A public exploit might be coded in python, ruby, c/c++ or any other language. Before executing the exploit:

  • Read the instruction Carefully.
  • Edit Target address, Reverse connection ip and Ports.

Working with Shell

We may get shell, after exploiting some vulnerability. Now what?

Backdoor Files in Kali

Sql Injection Cheat Sheet Pdf

Kali already has some web shell.

Quick Shell in Different language

Here it is: http://pentestmonkey.net/cheat-sheet/shells/reverse-shell-cheat-sheet

Generate with metasploit

Upgrading Shell

Listening for Connection

Sql

Upgrading Shell when received connection!

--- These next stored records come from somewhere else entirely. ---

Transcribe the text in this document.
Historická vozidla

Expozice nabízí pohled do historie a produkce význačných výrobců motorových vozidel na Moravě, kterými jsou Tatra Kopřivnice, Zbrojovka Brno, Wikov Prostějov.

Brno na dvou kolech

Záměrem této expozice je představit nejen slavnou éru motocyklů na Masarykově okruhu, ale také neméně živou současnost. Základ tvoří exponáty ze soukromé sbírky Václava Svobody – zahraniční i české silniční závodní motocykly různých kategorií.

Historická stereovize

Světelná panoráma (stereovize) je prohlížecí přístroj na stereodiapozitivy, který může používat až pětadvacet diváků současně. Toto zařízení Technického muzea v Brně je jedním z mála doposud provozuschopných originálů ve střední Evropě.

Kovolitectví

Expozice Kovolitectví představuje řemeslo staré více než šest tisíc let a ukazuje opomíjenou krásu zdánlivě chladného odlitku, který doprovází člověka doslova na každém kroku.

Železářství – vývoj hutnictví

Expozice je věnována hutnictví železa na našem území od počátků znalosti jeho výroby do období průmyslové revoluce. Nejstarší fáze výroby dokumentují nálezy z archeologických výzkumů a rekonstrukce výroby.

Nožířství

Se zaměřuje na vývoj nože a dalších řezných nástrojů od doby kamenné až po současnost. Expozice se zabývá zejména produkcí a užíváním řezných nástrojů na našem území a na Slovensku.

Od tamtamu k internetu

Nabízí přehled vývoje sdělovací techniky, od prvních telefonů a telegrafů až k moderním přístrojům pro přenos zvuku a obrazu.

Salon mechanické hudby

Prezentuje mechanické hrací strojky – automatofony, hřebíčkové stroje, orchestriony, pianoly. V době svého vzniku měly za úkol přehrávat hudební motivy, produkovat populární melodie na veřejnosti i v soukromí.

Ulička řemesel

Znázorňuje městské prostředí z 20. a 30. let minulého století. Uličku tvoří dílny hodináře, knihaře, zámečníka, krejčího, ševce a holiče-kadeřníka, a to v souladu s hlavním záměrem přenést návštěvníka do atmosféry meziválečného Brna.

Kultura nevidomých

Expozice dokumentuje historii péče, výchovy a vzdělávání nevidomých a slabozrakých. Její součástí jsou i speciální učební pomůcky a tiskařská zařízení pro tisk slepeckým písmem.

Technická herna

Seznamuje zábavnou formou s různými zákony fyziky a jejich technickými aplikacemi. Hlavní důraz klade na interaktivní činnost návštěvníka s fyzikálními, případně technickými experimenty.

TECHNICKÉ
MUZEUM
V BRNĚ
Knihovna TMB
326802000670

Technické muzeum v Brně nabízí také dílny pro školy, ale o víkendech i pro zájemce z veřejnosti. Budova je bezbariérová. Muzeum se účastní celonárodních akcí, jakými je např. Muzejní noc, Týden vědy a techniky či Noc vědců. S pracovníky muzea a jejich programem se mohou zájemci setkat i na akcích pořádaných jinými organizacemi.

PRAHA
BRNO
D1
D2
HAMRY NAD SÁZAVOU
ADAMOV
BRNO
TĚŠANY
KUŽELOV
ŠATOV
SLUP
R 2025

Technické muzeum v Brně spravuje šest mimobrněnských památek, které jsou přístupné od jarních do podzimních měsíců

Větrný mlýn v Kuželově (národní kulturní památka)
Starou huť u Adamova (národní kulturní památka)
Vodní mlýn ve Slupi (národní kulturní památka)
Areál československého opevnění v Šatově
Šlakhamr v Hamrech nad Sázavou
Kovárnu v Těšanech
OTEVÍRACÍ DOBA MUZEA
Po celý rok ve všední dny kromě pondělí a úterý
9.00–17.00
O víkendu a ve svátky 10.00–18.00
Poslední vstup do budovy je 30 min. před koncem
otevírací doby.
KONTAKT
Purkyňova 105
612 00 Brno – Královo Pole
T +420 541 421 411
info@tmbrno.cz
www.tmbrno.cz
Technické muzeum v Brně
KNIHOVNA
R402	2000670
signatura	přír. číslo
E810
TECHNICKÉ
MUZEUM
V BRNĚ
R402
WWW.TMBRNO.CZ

Running Python http Server

Uploading Shell/File

After getting shell, we may need to upload additional files or stable backdoor.

Transfering file in Linux

Transfering file in Windows

Transfer file with impacket samba script

Piviot/Tunnel/Port Forwarding

  1. -L = Kali’s Port
  2. -R = Kali Port
  3. $ip:3306 is the port from target

Local Port Forwarding

Have SSH access with low privileges? and There are some ports open internally? Try Local Port Forwarding:

Owasp Sql Injection Cheat Sheet Github

Remote Port Forwarding

No SSH Access but limited shell? Also some weird port is open? Upload plink and Try Remote port forward with plink

Connect to the the tunneled port:

Dynamic Port Forwarding(Socks4)

Sql

Dynamic Port Forwarding from victim machine(Socks Proxy):

With Dynamic Port Forwarding We can access/browse any ip range of the victim machine. We just need to configure proxychains.conf as follows:

Now we can use any application through proxychains… such as:

Port Forwarding with Plink.exe

Remote Port Forwarding using Plink. Needed When we don’t have access to specific port on on target box!

Common Issue

Correct permission for SSH Key?

Load key “id_rsa”: invalid format ?

Try Removing additional space. Also keep the public key in the same directory of private key. We may get the warning, but it should work!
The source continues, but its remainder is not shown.